BrewDog passa a Tilray: La resa dei conti per il gigante (ex) “Punk”

Il tramonto definitivo dei 'Punk': tra debiti milionari e il fallimento del sogno Equity Punks, BrewDog diventa un asset della cannabis USA.

Oggi la rete e le principali testate di settore hanno annunciato l’acquisizione dello scozzese BrewDog da parte di Tilray. Siamo alla resa dei conti? O sarà solo un caso isolato?

Questa è la domanda che rimbalza tra gli addetti ai lavori e gli appassionati dopo l’ufficialità dell’accordo: il gruppo statunitense Tilray Brands ha acquisito il cuore dell’impero BrewDog per la cifra di 33 milioni di sterline. Una somma che, per chi conosce la storia del brand, sa di beffa e segna la fine di un’epoca.

L’operazione sancisce il passaggio di proprietà del brand globale, della proprietà intellettuale e delle attività produttive nel Regno Unito. Nello specifico, Tilray mette le mani su un portafoglio strategico di 11 brewpub tra Regno Unito e Irlanda, inclusi punti vendita iconici come:

  • Londra: Waterloo, Tower Hill, Paddington, Canary Wharf e Seven Dials.
  • Scozia: Dogtap Ellon (il quartier generale), Edinburgh DogHouse e Lothian Road.
  • Altre sedi: Manchester, Birmingham e Dublino.

Le attività in USA e Australia restano fuori da questa firma immediata, ma saranno oggetto di un accordo separato che le parti contano di chiudere entro 30 giorni.

Il dato che lascia sbalorditi è la valutazione. Solo pochi anni fa, BrewDog veniva valutato circa 2 miliardi di sterline. Oggi, viene ceduto per una frazione infinitesimale di quel valore.

  • Perdite croniche: Nonostante i tentativi di risanamento, nel 2024 l’azienda ha registrato perdite per oltre 34 milioni di sterline.
  • Il fallimento del crowdfunding: La notizia più amara riguarda i piccoli azionisti, gli “Equity Punks”, che hanno finanziato l’ascesa del marchio. La società che gestisce l’acquisizione ha confermato che nessuno di loro riavrà il capitale investito.
  • L’ultimo bluff: A poco è servito l’ultimo colpo di scena di James Watt, che si era dichiarato pronto a investire 10 milioni di sterline per riprendersi la creatura: un’iniziativa rimasta senza seguito.

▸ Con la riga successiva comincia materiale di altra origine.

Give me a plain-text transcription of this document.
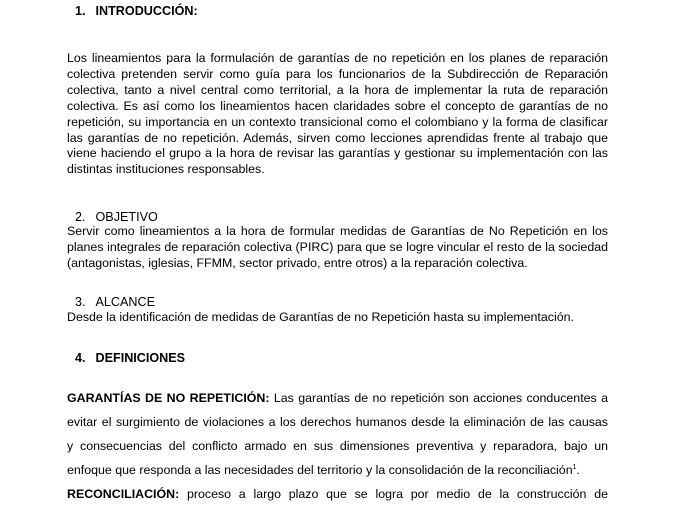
1. INTRODUCCIÓN:
Los lineamientos para la formulación de garantías de no repetición en los planes de reparación
colectiva pretenden servir como guía para los funcionarios de la Subdirección de Reparación
colectiva, tanto a nivel central como territorial, a la hora de implementar la ruta de reparación
colectiva. Es así como los lineamientos hacen claridades sobre el concepto de garantías de no
repetición, su importancia en un contexto transicional como el colombiano y la forma de clasificar
las garantías de no repetición. Además, sirven como lecciones aprendidas frente al trabajo que
viene haciendo el grupo a la hora de revisar las garantías y gestionar su implementación con las
distintas instituciones responsables.
2. OBJETIVO
Servir como lineamientos a la hora de formular medidas de Garantías de No Repetición en los
planes integrales de reparación colectiva (PIRC) para que se logre vincular el resto de la sociedad
(antagonistas, iglesias, FFMM, sector privado, entre otros) a la reparación colectiva.
3. ALCANCE
Desde la identificación de medidas de Garantías de no Repetición hasta su implementación.
4. DEFINICIONES
GARANTÍAS DE NO REPETICIÓN: Las garantías de no repetición son acciones conducentes a
evitar el surgimiento de violaciones a los derechos humanos desde la eliminación de las causas
y consecuencias del conflicto armado en sus dimensiones preventiva y reparadora, bajo un
enfoque que responda a las necesidades del territorio y la consolidación de la reconciliación$^1$.
RECONCILIACIÓN: proceso a largo plazo que se logra por medio de la construcción de
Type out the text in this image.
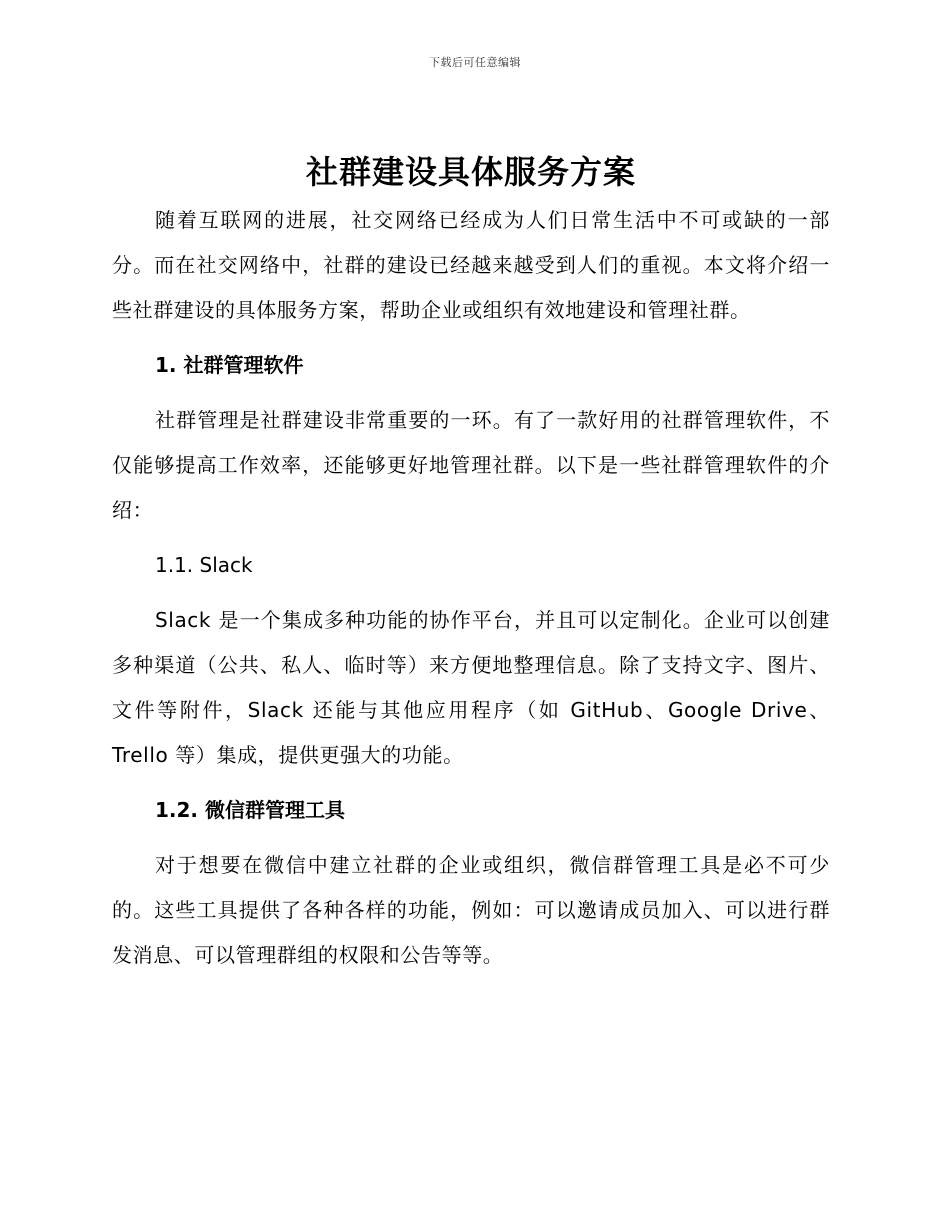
下载后可任意编辑
社群建设具体服务方案

随着互联网的进展，社交网络已经成为人们日常生活中不可或缺的一部分。而在社交网络中，社群的建设已经越来越受到人们的重视。本文将介绍一些社群建设的具体服务方案，帮助企业或组织有效地建设和管理社群。

1. 社群管理软件

社群管理是社群建设非常重要的一环。有了一款好用的社群管理软件，不仅能够提高工作效率，还能够更好地管理社群。以下是一些社群管理软件的介绍：

1.1. Slack

Slack 是一个集成多种功能的协作平台，并且可以定制化。企业可以创建多种渠道（公共、私人、临时等）来方便地整理信息。除了支持文字、图片、文件等附件，Slack 还能与其他应用程序（如 GitHub、Google Drive、Trello 等）集成，提供更强大的功能。

1.2. 微信群管理工具

对于想要在微信中建立社群的企业或组织，微信群管理工具是必不可少的。这些工具提供了各种各样的功能，例如：可以邀请成员加入、可以进行群发消息、可以管理群组的权限和公告等等。
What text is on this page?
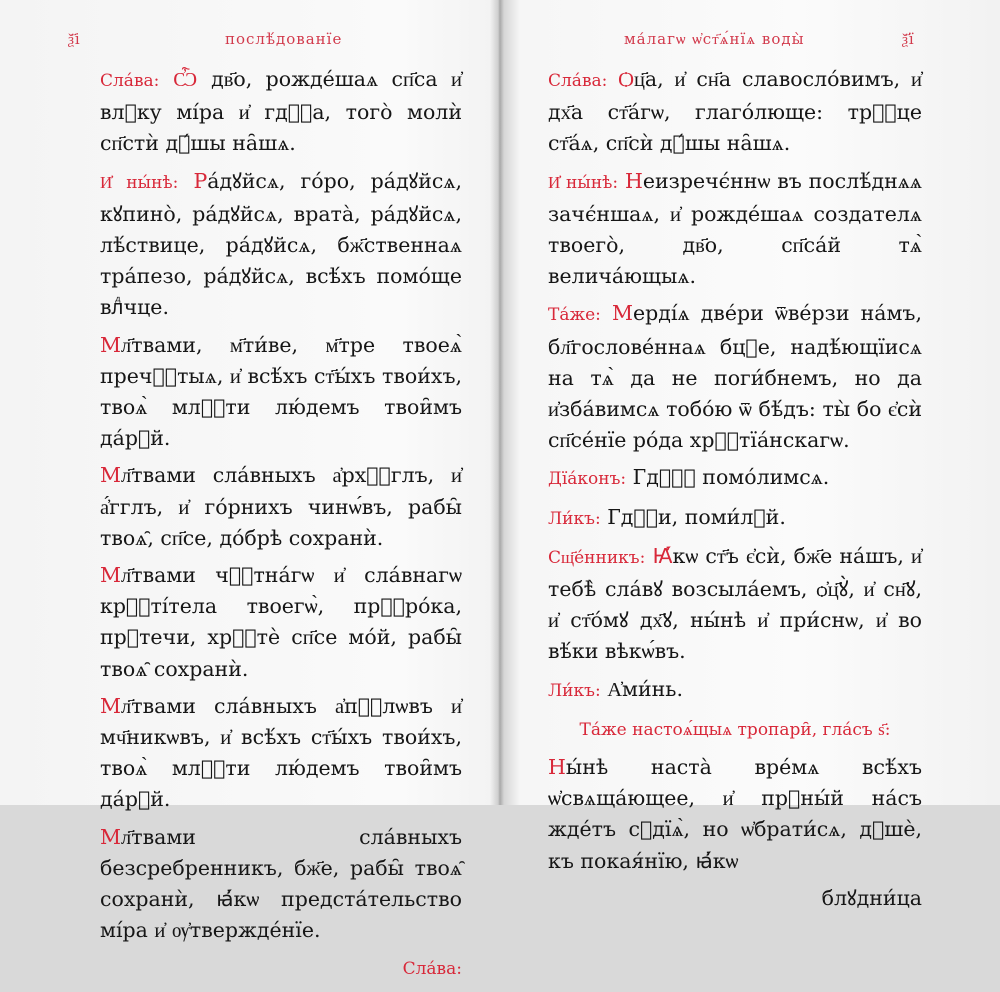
ѯ҃і	послѣ́дованїе

Сла́ва: Ѽ дв҃о, рожде́шаѧ сп҃са и҆ влⷣку мі́ра и҆ гдⷭ҇а, того̀ молѝ сп҃стѝ дꙋ́шы на̑шѧ.

И҆ ны́нѣ: Ра́дꙋйсѧ, го́ро, ра́дꙋйсѧ, кꙋпино̀, ра́дꙋйсѧ, врата̀, ра́дꙋйсѧ, лѣ́ствице, ра́дꙋйсѧ, бж҃ственнаѧ тра́пезо, ра́дꙋйсѧ, всѣ́хъ помо́ще влⷣчце.

Мл҃твами, м҃ти́ве, м҃тре твоеѧ̀ пречⷭ҇тыѧ, и҆ всѣ́хъ ст҃ы́хъ твои́хъ, твоѧ̀ млⷭ҇ти лю́демъ твои̑мъ да́рꙋй.

Мл҃твами сла́вныхъ а҆рхⷢ҇глъ, и҆ а҆́гглъ, и҆ го́рнихъ чинѡ́въ, рабы̑ твоѧ̑, сп҃се, до́брѣ сохранѝ.

Мл҃твами чⷭ҇тна́гѡ и҆ сла́внагѡ крⷭ҇тı́тела твоегѡ̀, прⷪ҇ро́ка, прⷣтечи, хрⷭ҇тѐ сп҃се мо́й, рабы̑ твоѧ̑ сохранѝ.

Мл҃твами сла́вныхъ а҆пⷭ҇лѡвъ и҆ мч҃никѡвъ, и҆ всѣ́хъ ст҃ы́хъ твои́хъ, твоѧ̀ млⷭ҇ти лю́демъ твои̑мъ да́рꙋй.

Мл҃твами сла́вныхъ безсребренникъ, бж҃е, рабы̑ твоѧ̑ сохранѝ, ꙗ҆́кѡ предста́тельство мі́ра и҆ ѹ҆твержде́нїе.

Сла́ва:

ма́лагѡ ѡ҆ст҃ѧ́нїѧ воды̀	ѯ҃ї

Сла́ва: Ѻц҃а, и҆ сн҃а славосло́вимъ, и҆ дх҃а ст҃а́гѡ, глаго́люще: трⷪ҇це ст҃а́ѧ, сп҃сѝ дꙋ́шы на̑шѧ.

И҆ ны́нѣ: Неизречє́ннѡ въ послѣ́днѧѧ зачє́ншаѧ, и҆ рожде́шаѧ создателѧ твоего̀, дв҃о, сп҃са́й тѧ̀ велича́ющыѧ.

Та́же: Мерді́ѧ две́ри ѿве́рзи на́мъ, бл҃гослове́ннаѧ бцⷣе, надѣ́ющїисѧ на тѧ̀ да не поги́бнемъ, но да и҆зба́вимсѧ тобо́ю ѿ бѣ́дъ: ты̀ бо є҆сѝ сп҃се́нїе ро́да хрⷭ҇тїа́нскагѡ.

Дїа́конъ: Гдⷭ҇ꙋ помо́лимсѧ.

Ли́къ: Гдⷭ҇и, поми́лꙋй.

Сщ҃е́нникъ: Ꙗ҆́кѡ ст҃ъ є҆сѝ, бж҃е на́шъ, и҆ тебѣ̀ сла́вꙋ возсыла́емъ, ѻ҆ц҃ꙋ̀, и҆ сн҃ꙋ, и҆ ст҃о́мꙋ дх҃ꙋ, ны́нѣ и҆ при́снѡ, и҆ во вѣ́ки вѣкѡ́въ.

Ли́къ: А҆ми́нь.

Та́же настоѧ́щыѧ тропари̑, гла́съ ѕ҃:

Ны́нѣ наста̀ вре́мѧ всѣ́хъ ѡ҆свѧща́ющее, и҆ прⷣны́й на́съ жде́тъ сꙋдїѧ̀, но ѡ҆брати́сѧ, дꙋшѐ, къ покая́нїю, ꙗ҆́кѡ

блꙋдни́ца
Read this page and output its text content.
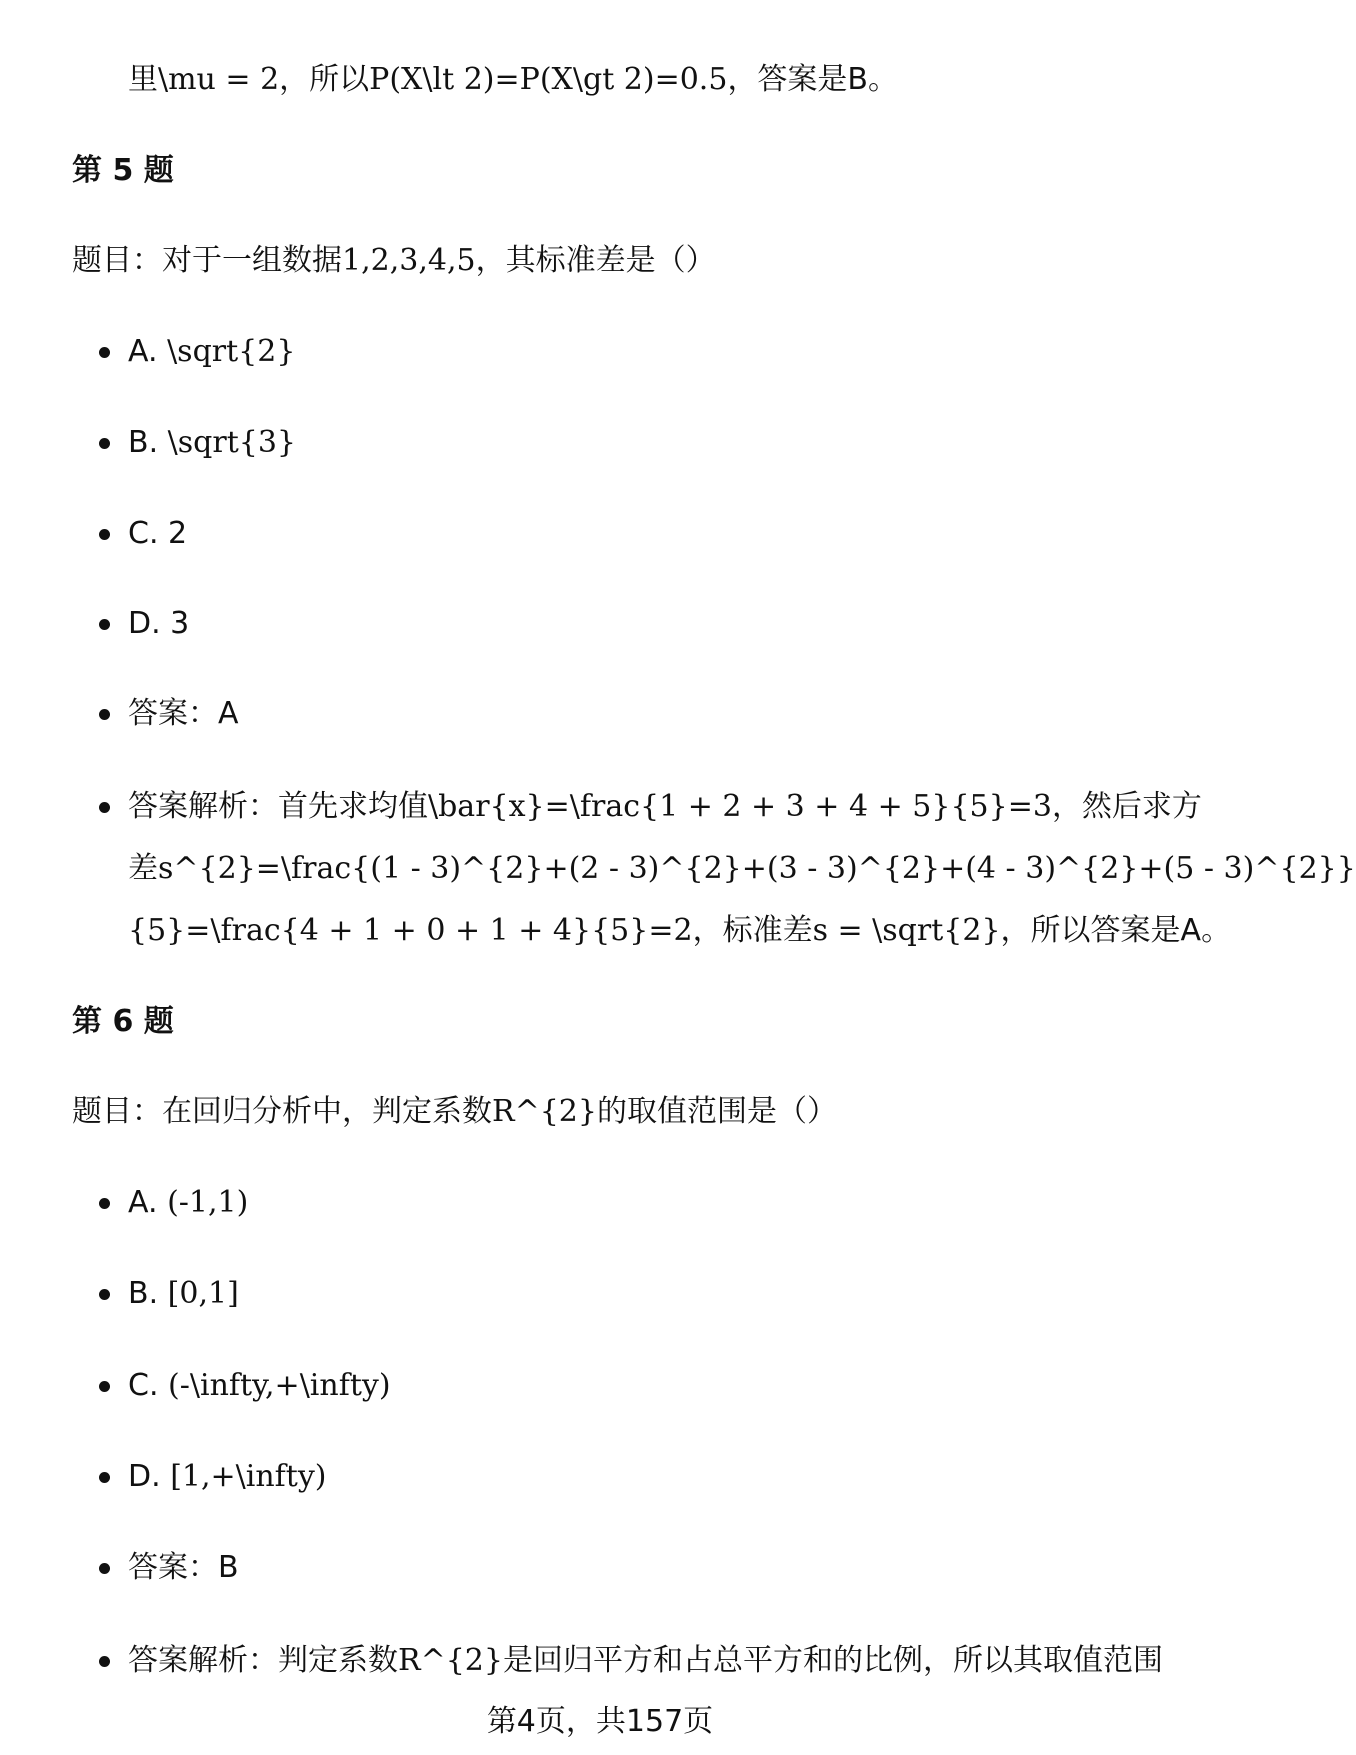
里\mu = 2，所以P(X\lt 2)=P(X\gt 2)=0.5，答案是B。
第 5 题
题目：对于一组数据1,2,3,4,5，其标准差是（）
A. \sqrt{2}
B. \sqrt{3}
C. 2
D. 3
答案：A
答案解析：首先求均值\bar{x}=\frac{1 + 2 + 3 + 4 + 5}{5}=3，然后求方
差s^{2}=\frac{(1 - 3)^{2}+(2 - 3)^{2}+(3 - 3)^{2}+(4 - 3)^{2}+(5 - 3)^{2}}
{5}=\frac{4 + 1 + 0 + 1 + 4}{5}=2，标准差s = \sqrt{2}，所以答案是A。
第 6 题
题目：在回归分析中，判定系数R^{2}的取值范围是（）
A. (-1,1)
B. [0,1]
C. (-\infty,+\infty)
D. [1,+\infty)
答案：B
答案解析：判定系数R^{2}是回归平方和占总平方和的比例，所以其取值范围
第4页，共157页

Tilray non è nuova a queste manovre. Nata nel settore della cannabis (che oggi vale il 30% del fatturato), si sta trasformando in un gigante del beverage. Dopo aver rilevato marchi storici da AB InBev e aver stretto accordi con Molson Coors e Carlsberg, con BrewDog punta a una piattaforma globale da 500 milioni di dollari di ricavi annui. L’obiettivo è chiaro: integrare le strutture per riportare BrewDog a un flusso di cassa positivo entro il 2027.